La conférence du polémiste d'extrême droite est prévue dans un lieu encore secret, mais les réseaux parlent de l'Hôtel Hilton près de l'aéroport. L'événement est controversé: la ville de Genève s'y est formellement opposée, contrairement au canton, et des militants de gauche et d'extrême gauche vont manifester.
Eric Zemmour a l'habitude de venir en Suisse. Il vient à chacune de ses sorties d'ouvrage, rappelle Etienne Girard, journaliste et rédacteur en chef de la rubrique Société au magazine L'Express, qui publie un livre consacré à Eric Zemmour - "Le Radicalisé", chez Seuil.
"Là, il y a un contexte particulier: il veut trouver en Suisse des lecteurs évidemment, mais aussi cette fois des électeurs - beaucoup de Français habitent à Genève -, et puis des donateurs. Il a besoin d'argent et espère récolter quelques milliers d'euros à Genève", a détaillé mercredi Etienne Girard dans La Matinale de la RTS.
Admiration pour la Suisse
Pour Etienne Girard, une raison plus profonde de la venue d'Eric Zemmour réside dans le fait qu'il admire la Suisse depuis des années. "Il admire le principe des votations, ça lui plaît beaucoup. La protection des frontières et la régulation de l'immigration sont des idées qu'il souhaite porter. Il souhaite donc montrer que la Suisse est pour lui, de ce point de vue, un modèle".
Et en termes de partis, poursuit le journaliste, Eric Zemmour aime tout particulièrement l'UDC, avec laquelle il a des liens privilégiés. "Il se reconnaît tout à fait dans certaines campagnes choc de l'UDC, qui correspondent à son goût pour l'outrance. Il admire l'UDC depuis des années et il est très content, pour cela, de venir en Suisse".
Faire du bruit
Les apparitions d'Eric Zemmour soulèvent souvent des tensions et des manifestations, comme à Genève. Cette agitation "ne le dessert pas complètement", juge Etienne Girard. "Ce n'est pas nouveau: il y a des manifestations depuis 2014 autour des déplacements d'Eric Zemmour. Il s'en est toujours accommodé: ça fait du bruit. Or, il dit très souvent que tout ce qui ne passe pas au journal de 20 heures n'existe pas. Donc cette polémique crée du bruit, du 'buzz', et il aime bien ça". Tant qu'il peut venir physiquement tenir une conférence, c'est gagnant pour lui.
Il aura fait du bruit, il aura pu parler et ses propos seront d'autant plus repris. Donc finalement, le préjudice est assez faible pour lui, conclut Etienne Girard.
Discours radicalisé
S'agissant de la responsabilité des médias français dans le phénomène Zemmour, le journaliste de L'Express estime qu'il ne faut pas réduire la percée de Zemmour en septembre-octobre à une exposition dans les médias. "Son discours de radicalité et de virulence a plu dans cet intervalle de temps, parce qu'il était en concurrence avec la candidate Marine Le Pen, qui, dans le même temps, voyait son discours s'essouffler".

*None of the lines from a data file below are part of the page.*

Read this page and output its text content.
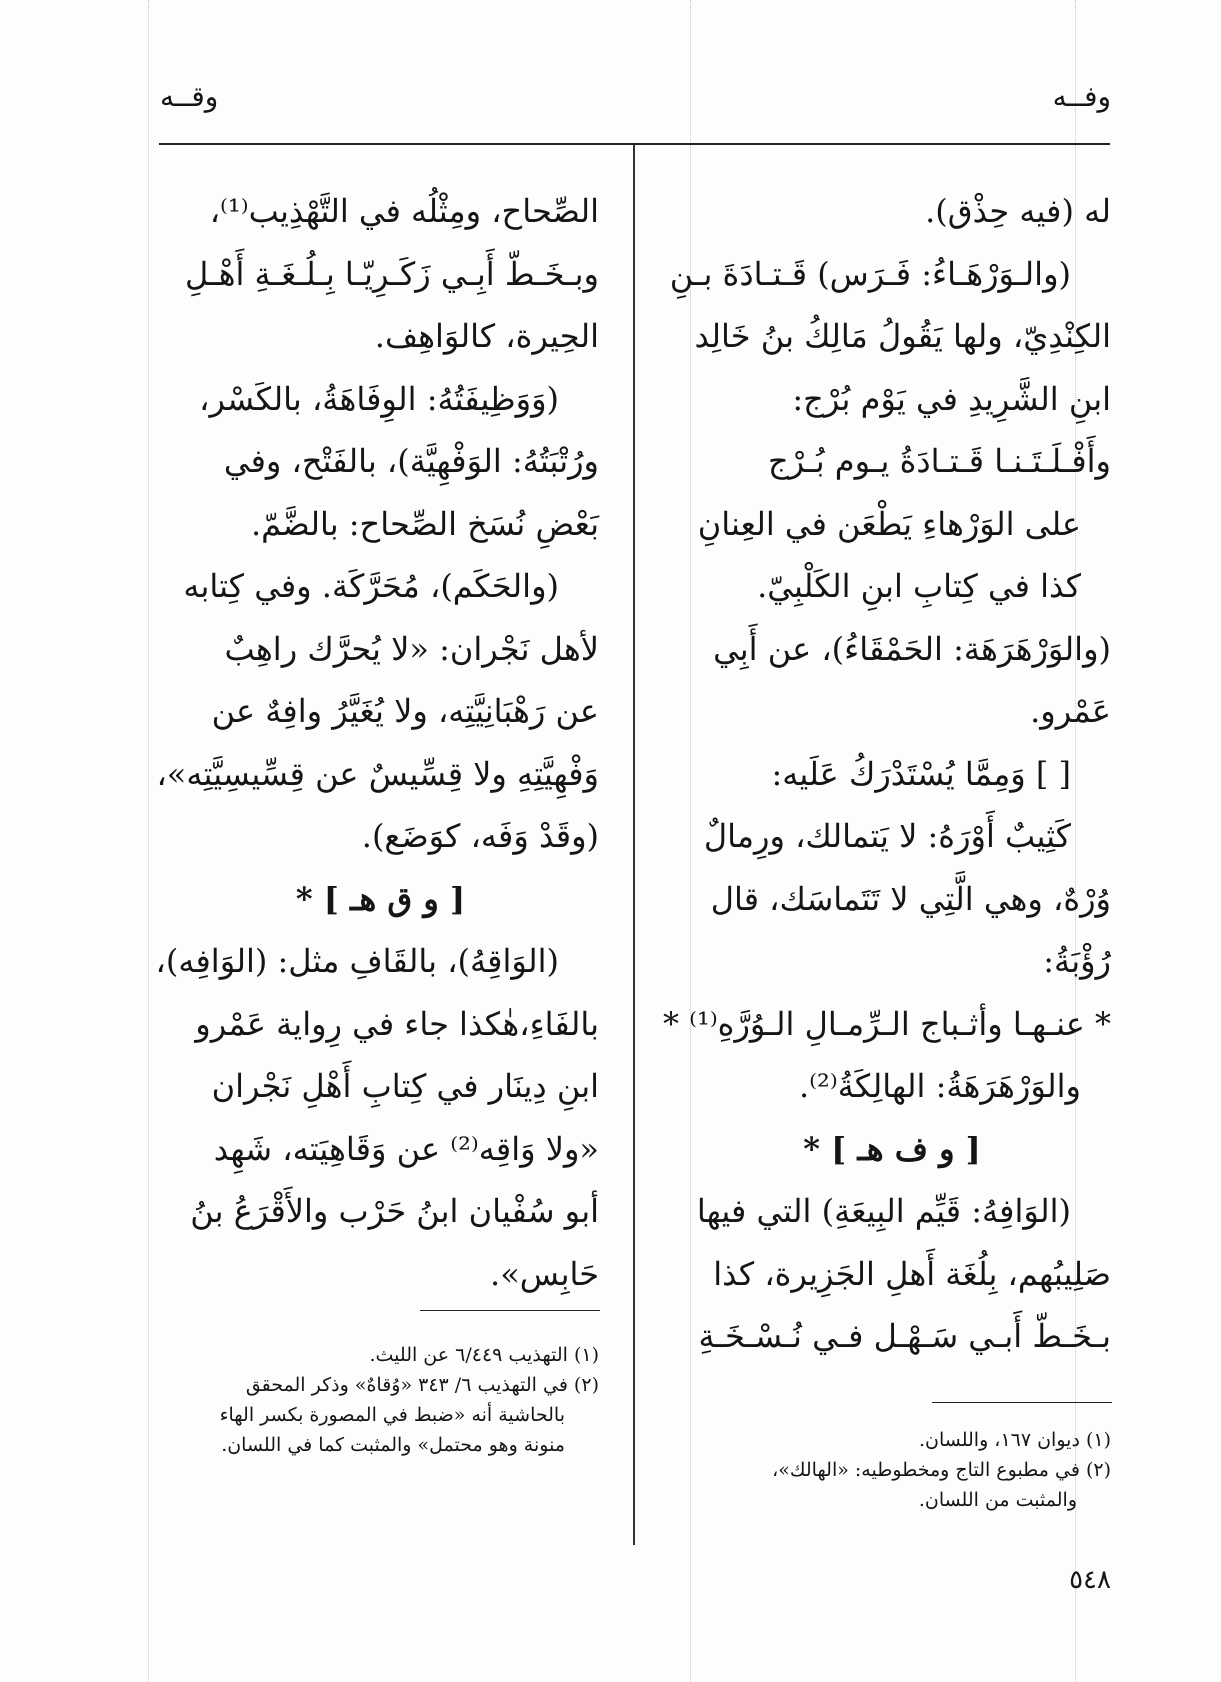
وفــه
وقــه
له (فيه حِذْق).
(والـوَرْهَـاءُ: فَـرَس) قَـتـادَةَ بـنِ
الكِنْدِيّ، ولها يَقُولُ مَالِكُ بنُ خَالِد
ابنِ الشَّرِيدِ في يَوْم بُرْج:
وأَفْـلَـتَـنـا قَـتـادَةُ يـوم بُـرْج
على الوَرْهاءِ يَطْعَن في العِنانِ
كذا في كِتابِ ابنِ الكَلْبِيّ.
(والوَرْهَرَهَة: الحَمْقَاءُ)، عن أَبِي
عَمْرو.
[ ] وَمِمَّا يُسْتَدْرَكُ عَلَيه:
كَثِيبٌ أَوْرَهُ: لا يَتمالك، ورِمالٌ
وُرْهٌ، وهي الَّتِي لا تَتَماسَك، قال
رُؤْبَةُ:
* عنـهـا وأثـباج الـرِّمـالِ الـوُرَّهِ⁽¹⁾ *
والوَرْهَرَهَةُ: الهالِكَةُ⁽²⁾.
[ و ف هـ ] *
(الوَافِهُ: قَيِّم البِيعَةِ) التي فيها
صَلِيبُهم، بِلُغَة أَهلِ الجَزِيرة، كذا
بـخَـطّ أَبـي سَـهْـل فـي نُـسْـخَـةِ
الصِّحاح، ومِثْلُه في التَّهْذِيب⁽¹⁾،
وبـخَـطّ أَبِـي زَكَـرِيّـا بِـلُـغَـةِ أَهْـلِ
الحِيرة، كالوَاهِف.
(وَوَظِيفَتُهُ: الوِفَاهَةُ، بالكَسْر،
ورُتْبَتُهُ: الوَفْهِيَّة)، بالفَتْح، وفي
بَعْضِ نُسَخ الصِّحاح: بالضَّمّ.
(والحَكَم)، مُحَرَّكَة. وفي كِتابه
لأهل نَجْران: «لا يُحرَّك راهِبٌ
عن رَهْبَانِيَّتِه، ولا يُغَيَّرُ وافِهٌ عن
وَفْهِيَّتِهِ ولا قِسِّيسٌ عن قِسِّيسِيَّتِه»،
(وقَدْ وَفَه، كوَضَع).
[ و ق هـ ] *
(الوَاقِهُ)، بالقَافِ مثل: (الوَافِه)،
بالفَاءِ،هٰكذا جاء في رِواية عَمْرو
ابنِ دِينَار في كِتابِ أَهْلِ نَجْران
«ولا وَاقِه⁽²⁾ عن وَقَاهِيَته، شَهِد
أبو سُفْيان ابنُ حَرْب والأَقْرَعُ بنُ
حَابِس».
(١) التهذيب ٦/٤٤٩ عن الليث.
(٢) في التهذيب ٦/ ٣٤٣ «وُقاهٌ» وذكر المحقق
بالحاشية أنه «ضبط في المصورة بكسر الهاء
منونة وهو محتمل» والمثبت كما في اللسان.	(١) ديوان ١٦٧، واللسان.
(٢) في مطبوع التاج ومخطوطيه: «الهالك»،
والمثبت من اللسان.
٥٤٨
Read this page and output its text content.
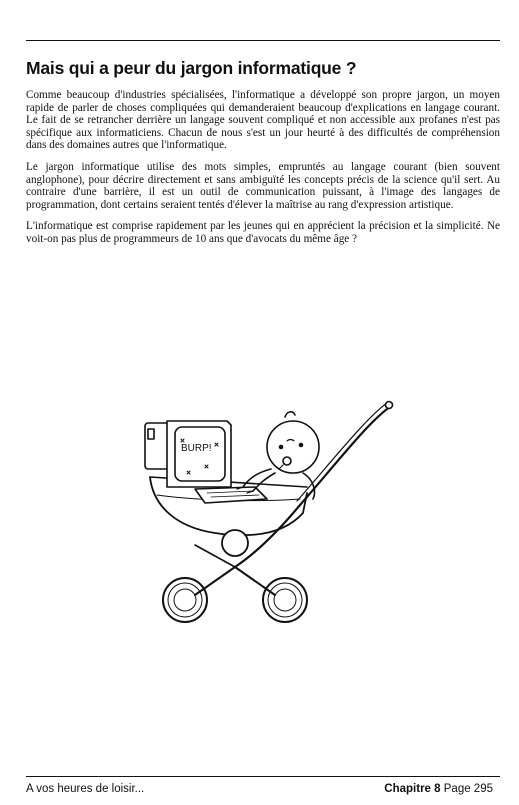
Mais qui a peur du jargon informatique ?

Comme beaucoup d'industries spécialisées, l'informatique a développé son propre jargon, un moyen rapide de parler de choses compliquées qui demanderaient beaucoup d'explications en langage courant. Le fait de se retrancher derrière un langage souvent compliqué et non accessible aux profanes n'est pas spécifique aux informaticiens. Chacun de nous s'est un jour heurté à des difficultés de compréhension dans des domaines autres que l'informatique.

Le jargon informatique utilise des mots simples, empruntés au langage courant (bien souvent anglophone), pour décrire directement et sans ambiguïté les concepts précis de la science qu'il sert. Au contraire d'une barrière, il est un outil de communication puissant, à l'image des langages de programmation, dont certains seraient tentés d'élever la maîtrise au rang d'expression artistique.

L'informatique est comprise rapidement par les jeunes qui en apprécient la précision et la simplicité. Ne voit-on pas plus de programmeurs de 10 ans que d'avocats du même âge ?

BURP!
A vos heures de loisir...	Chapitre 8 Page 295
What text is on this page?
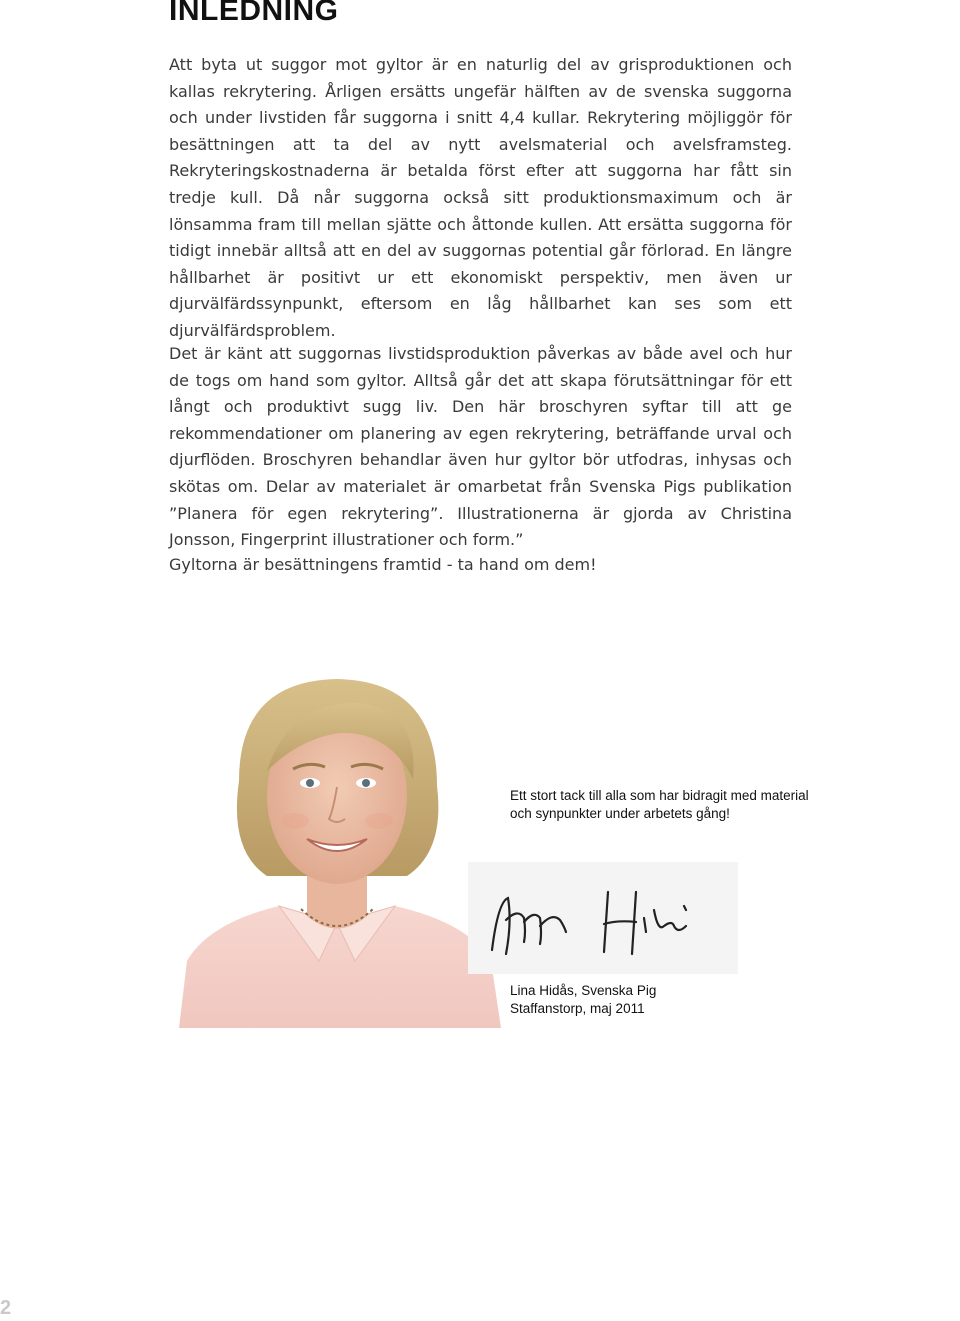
INLEDNING

Att byta ut suggor mot gyltor är en naturlig del av grisproduktionen och kallas rekrytering. Årligen ersätts ungefär hälften av de svenska suggorna och under livstiden får suggorna i snitt 4,4 kullar. Rekrytering möjliggör för besättningen att ta del av nytt avelsmaterial och avelsframsteg. Rekryteringskostnaderna är betalda först efter att suggorna har fått sin tredje kull. Då når suggorna också sitt produktionsmaximum och är lönsamma fram till mellan sjätte och åttonde kullen. Att ersätta suggorna för tidigt innebär alltså att en del av suggornas potential går förlorad. En längre hållbarhet är positivt ur ett ekonomiskt perspektiv, men även ur djurvälfärdssynpunkt, eftersom en låg hållbarhet kan ses som ett djurvälfärdsproblem.

Det är känt att suggornas livstidsproduktion påverkas av både avel och hur de togs om hand som gyltor. Alltså går det att skapa förutsättningar för ett långt och produktivt sugg liv. Den här broschyren syftar till att ge rekommendationer om planering av egen rekrytering, beträffande urval och djurflöden. Broschyren behandlar även hur gyltor bör utfodras, inhysas och skötas om. Delar av materialet är omarbetat från Svenska Pigs publikation ”Planera för egen rekrytering”. Illustrationerna är gjorda av Christina Jonsson, Fingerprint illustrationer och form.”

Gyltorna är besättningens framtid - ta hand om dem!

Ett stort tack till alla som har bidragit med material och synpunkter under arbetets gång!
Lina Hidås, Svenska Pig
Staffanstorp, maj 2011
2
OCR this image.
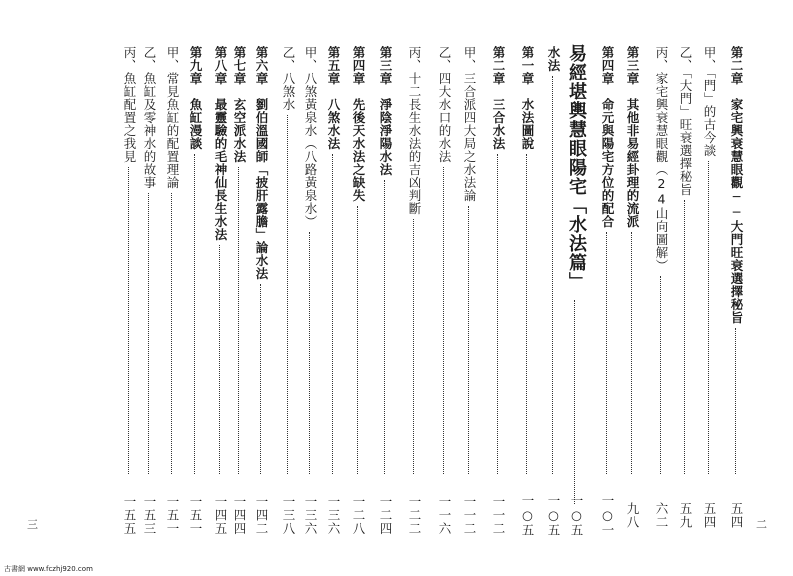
第二章　家宅興衰慧眼觀──大門旺衰選擇秘旨
五四
甲、「門」的古今談
五四
乙、「大門」旺衰選擇秘旨
五九
丙、家宅興衰慧眼觀（24山向圖解）
六二
第三章　其他非易經卦理的流派
九八
第四章　命元與陽宅方位的配合
一○一
水法
一○五
第一章　水法圖說
一○五
第二章　三合水法
一一二
甲、三合派四大局之水法論
一一二
乙、四大水口的水法
一一六
丙、十二長生水法的吉凶判斷
一二二
第三章　淨陰淨陽水法
一二四
第四章　先後天水法之缺失
一二八
第五章　八煞水法
一三六
甲、八煞黃泉水（八路黃泉水）
一三六
乙、八煞水
一三八
第六章　劉伯溫國師「披肝露膽」論水法
一四二
第七章　玄空派水法
一四四
第八章　最靈驗的毛神仙長生水法
一四五
第九章　魚缸漫談
一五一
甲、常見魚缸的配置理論
一五一
乙、魚缸及零神水的故事
一五三
丙、魚缸配置之我見
一五五
易經堪輿慧眼陽宅「水法篇」
一○五
三	二
古書網 www.fczhj920.com
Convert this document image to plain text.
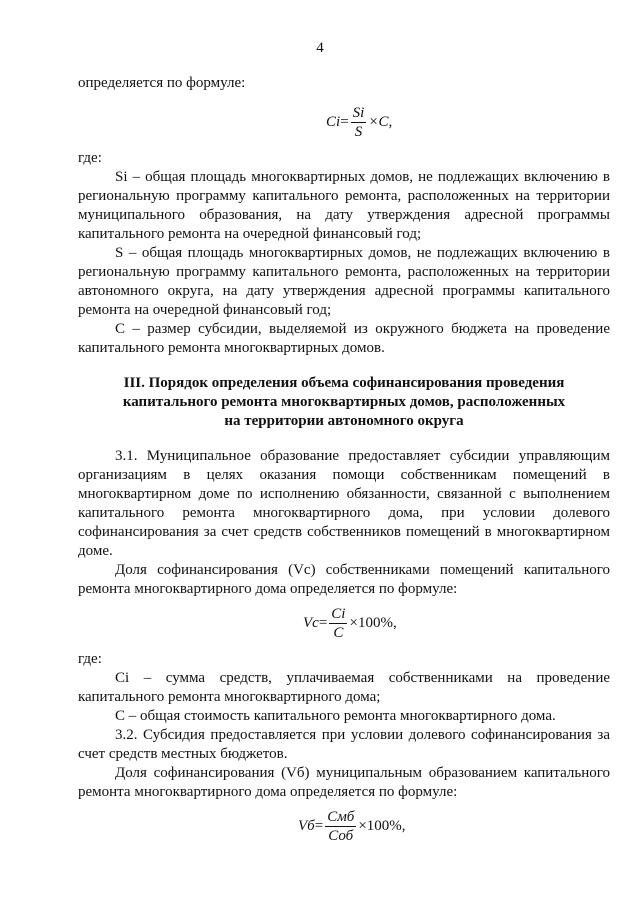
4
определяется по формуле:
$Ci= \frac{Si}{S} \times C$,
где:
Si – общая площадь многоквартирных домов, не подлежащих включению в
региональную программу капитального ремонта, расположенных на территории
муниципального образования, на дату утверждения адресной программы
капитального ремонта на очередной финансовый год;
S – общая площадь многоквартирных домов, не подлежащих включению в
региональную программу капитального ремонта, расположенных на территории
автономного округа, на дату утверждения адресной программы капитального
ремонта на очередной финансовый год;
С – размер субсидии, выделяемой из окружного бюджета на проведение
капитального ремонта многоквартирных домов.
III. Порядок определения объема софинансирования проведения
капитального ремонта многоквартирных домов, расположенных
на территории автономного округа
3.1. Муниципальное образование предоставляет субсидии управляющим
организациям в целях оказания помощи собственникам помещений в
многоквартирном доме по исполнению обязанности, связанной с выполнением
капитального ремонта многоквартирного дома, при условии долевого
софинансирования за счет средств собственников помещений в многоквартирном
доме.
Доля софинансирования (Vc) собственниками помещений капитального
ремонта многоквартирного дома определяется по формуле:
$Vc= \frac{Ci}{C} \times 100\%$,
где:
Ci – сумма средств, уплачиваемая собственниками на проведение
капитального ремонта многоквартирного дома;
С – общая стоимость капитального ремонта многоквартирного дома.
3.2. Субсидия предоставляется при условии долевого софинансирования за
счет средств местных бюджетов.
Доля софинансирования (Vб) муниципальным образованием капитального
ремонта многоквартирного дома определяется по формуле:
$Vб= \frac{\text{Смб}}{\text{Соб}} \times 100\%$,
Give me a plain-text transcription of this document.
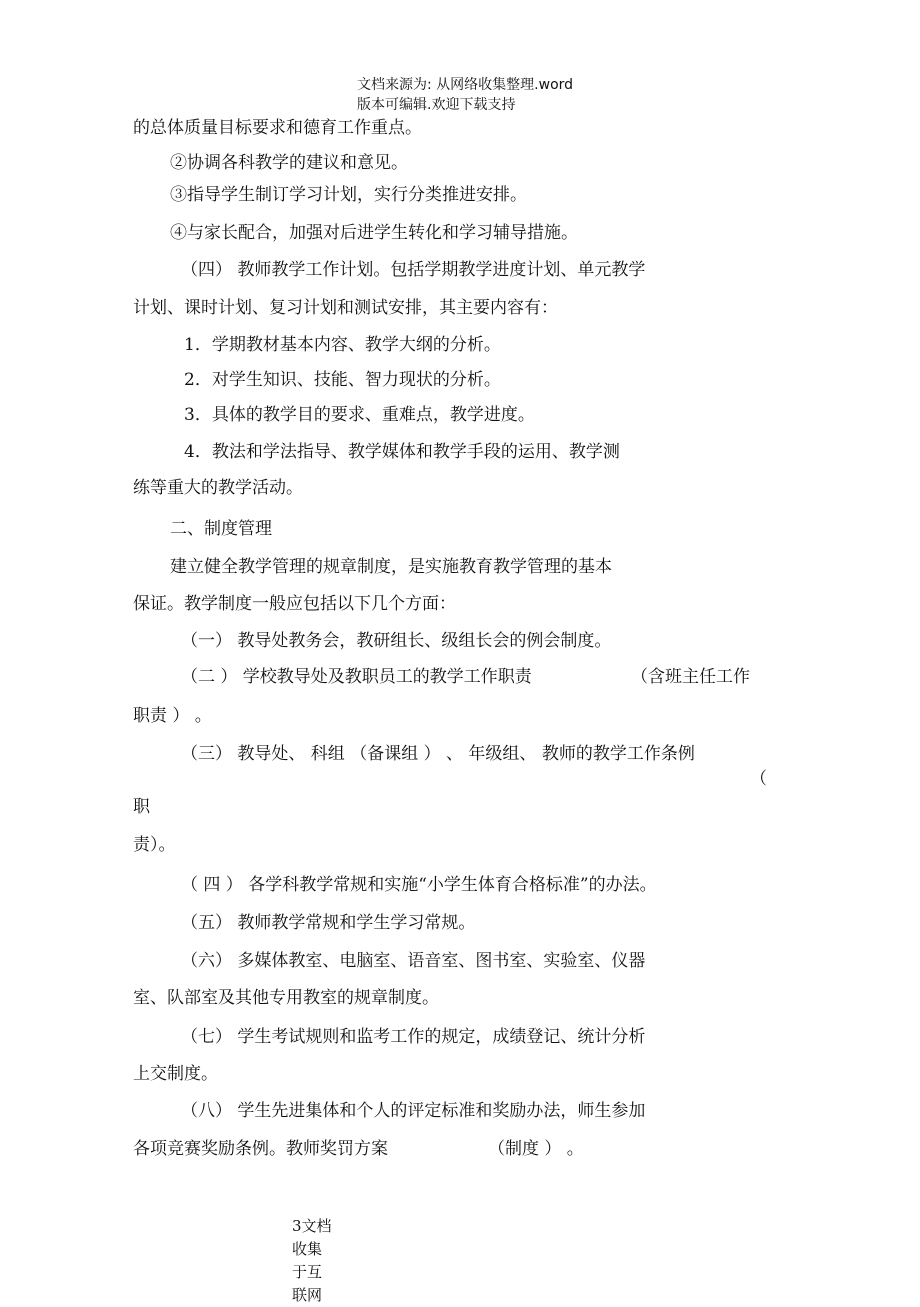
文档来源为: 从网络收集整理.word
版本可编辑.欢迎下载支持
的总体质量目标要求和德育工作重点。
②协调各科教学的建议和意见。
③指导学生制订学习计划，实行分类推进安排。
④与家长配合，加强对后进学生转化和学习辅导措施。
（四） 教师教学工作计划。包括学期教学进度计划、单元教学
计划、课时计划、复习计划和测试安排，其主要内容有：
1．学期教材基本内容、教学大纲的分析。
2．对学生知识、技能、智力现状的分析。
3．具体的教学目的要求、重难点，教学进度。
4．教法和学法指导、教学媒体和教学手段的运用、教学测
练等重大的教学活动。
二、制度管理
建立健全教学管理的规章制度，是实施教育教学管理的基本
保证。教学制度一般应包括以下几个方面：
（一） 教导处教务会，教研组长、级组长会的例会制度。
（二 ） 学校教导处及教职员工的教学工作职责	（含班主任工作
职责 ） 。
（三） 教导处、 科组 （备课组 ） 、 年级组、 教师的教学工作条例
（
职
责）。
（ 四 ） 各学科教学常规和实施“小学生体育合格标准”的办法。
（五） 教师教学常规和学生学习常规。
（六） 多媒体教室、电脑室、语音室、图书室、实验室、仪器
室、队部室及其他专用教室的规章制度。
（七） 学生考试规则和监考工作的规定，成绩登记、统计分析
上交制度。
（八） 学生先进集体和个人的评定标准和奖励办法，师生参加
各项竞赛奖励条例。教师奖罚方案	（制度 ） 。
3文档
收集
于互
联网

Pour Etienne Girard, la "dédiabolisation" de Marine Le Pen la rendait moins intéressante pour toute une partie de son électorat très en colère. Alors que les deux personnalités jouent sur les mêmes thématiques, elles s'essoufflent chez Marine Le Pen alors qu'elles cartonnent chez Eric Zemmour.
Le Pen incapable de gagner
Etienne Girard explique cette différence par le débat d'entre-deux tours de la présidentielle en 2017 entre Marine Le Pen et Emmanuel Macron. "Marine Le Pen est apparue pas au point, maladroite, mal préparée, et pour un certain nombre de gens, elle est apparue ce jour-là comme incapable de gagner un jour l'élection présidentielle".
Elle est en quête de respectabilité, pour faire moins peur, "et finalement, cette stratégie lui a coûté, parce qu'elle ne fait plus assez peur. Toute une partie de son électorat veut un candidat qui tient des propos extrêmement radicaux et tranchants vis-à-vis de l'immigration, sur les sujets d'identité, d'islam. Et Eric Zemmour est arrivé à point nommé dans ce contexte-là. Par son outrance habituelle, son goût des provocations, des polémiques, il est apparu vraiment comme celui qui a les qualités que Marine Le Pen n'a pas", analyse Etienne Girard. "Mais une campagne, c'est long, donc attention!", conclut-il. Eric Zemmour est d'ailleurs en train de baisser dans les sondages.